Tears?–Ah, these she needs not, too! Out of the fullness of the mourning heart great tears will fall for the unfinished work, “the broken blossom, the ruined rhyme” of life. And yet as I look upon her, so peaceful, so painless, so utterly beyond all that wounds, and hurts, I think I can almost hear her saying: “This I should, as I do pity you.”
To those who are bound in the old creeds Death is a terrible thing—a moment when the soul, wrung in its parting from loved ones, trembles upon an awful threshold of fear and flame. To her, to us, it means a melting out of the individual “I” into the universal All.
But not fear, not torture, not pain. It is the escape from these—it is Rest, after long, long years—after the long, long fever of living, complete, utter, ineffable rest.”
THE GRAVE
And now, with that real faith which rests upon the rock of knowledge, we give this body back to our dear Mother Earth, trusting, certainly trusting, that out of the wonderful womb of Life, whence all forms come, this dust will, in the infinite resurrection of all dead things, issue forth again in the beauty of living form, in myriad transformations, in endless procession of usefulness. Take, O Grave, this sacred charge! Well we know that thou wilt do thy holy task. Within thy walls so quiet, so somber, so dark, wherein so many pains and sorrows are laid down, silent, unseen of men, the busy hands of Life take up the sacred elements, and weave and unweave them, losing not one, giving all back at last, unto the uttermost. Human eyes are thick with salt, human lips are quivering with anguish, human love cries out against the bitter mandate so relentlessly remorseless to lift its hands. But when the heart has sobbed itself quiet, when after a little time it has lost the intensity of self, and with eyes free from tears looks into you, O Grave, and sees, not the somber walls, the coffin, nor the silent flesh; but under you, beyond you, away beyond you, the endless vision of forms coming from you to you again, and the endless, mysterious procession of the human race into its future—a future whose greatness it cannot see but which fills it full of dreams—and trusts that no matter how the storms may break, beyond all is well.

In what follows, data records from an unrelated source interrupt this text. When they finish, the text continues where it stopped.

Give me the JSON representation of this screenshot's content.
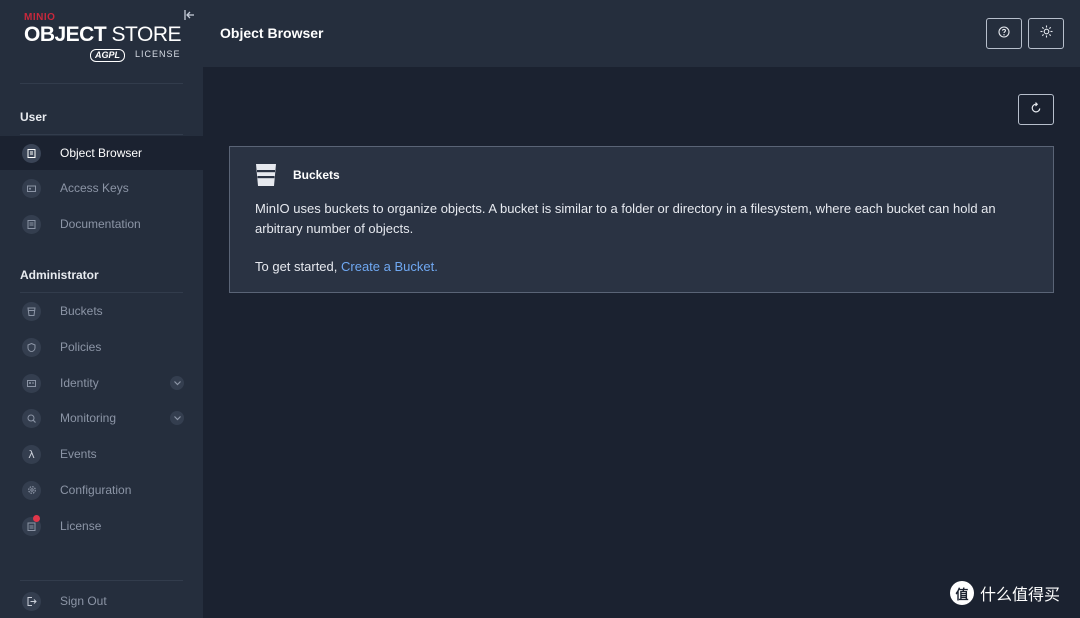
{
  "brand": {
    "minio": "MINIO",
    "store_bold": "OBJECT",
    "store_thin": "STORE",
    "agpl": "AGPL",
    "license": "LICENSE"
  },
  "sidebar": {
    "user_section": "User",
    "user_items": [
      {
        "label": "Object Browser",
        "icon": "object-browser-icon",
        "active": true
      },
      {
        "label": "Access Keys",
        "icon": "access-keys-icon"
      },
      {
        "label": "Documentation",
        "icon": "documentation-icon"
      }
    ],
    "admin_section": "Administrator",
    "admin_items": [
      {
        "label": "Buckets",
        "icon": "bucket-icon"
      },
      {
        "label": "Policies",
        "icon": "policy-icon"
      },
      {
        "label": "Identity",
        "icon": "identity-icon",
        "expandable": true
      },
      {
        "label": "Monitoring",
        "icon": "monitoring-icon",
        "expandable": true
      },
      {
        "label": "Events",
        "icon": "lambda-icon"
      },
      {
        "label": "Configuration",
        "icon": "gear-icon"
      },
      {
        "label": "License",
        "icon": "license-icon",
        "badge": true
      }
    ],
    "sign_out": "Sign Out"
  },
  "header": {
    "title": "Object Browser",
    "help_icon": "help-icon",
    "theme_icon": "sun-icon"
  },
  "main": {
    "card": {
      "title": "Buckets",
      "description": "MinIO uses buckets to organize objects. A bucket is similar to a folder or directory in a filesystem, where each bucket can hold an arbitrary number of objects.",
      "cta_prefix": "To get started, ",
      "cta_link": "Create a Bucket."
    }
  },
  "watermark": {
    "badge": "值",
    "text": "什么值得买"
  },
  "colors": {
    "sidebar_bg": "#252e3d",
    "content_bg": "#1b2230",
    "card_bg": "#2a3343",
    "link": "#6fa8f2",
    "brand_red": "#c8283c"
  }
}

A trust, that makes self and its griefs little, and the individual life a passing scene. And still as the Heart gazes on into the faces beyond you, the unknown stranger faces, it sees with joy, unutterable joy, upon the mouth of one the smile of sympathy that shone so often upon the dear dead face committed to the ground, and in the eyes of another the bold spirit of truth shining, that always shone in yours; and in the hands of another the same work she loved to do, and from the lips of another hears the sentiments hers so often spoke, and lo, in all the faces of the strangers it sees the soul of its beloved, and cries: “0 Grave, well has thou done thy work! Thou hast given my love, the real heart of my love, to her brothers and sisters—and indeed though she be dead, yet she liveth.”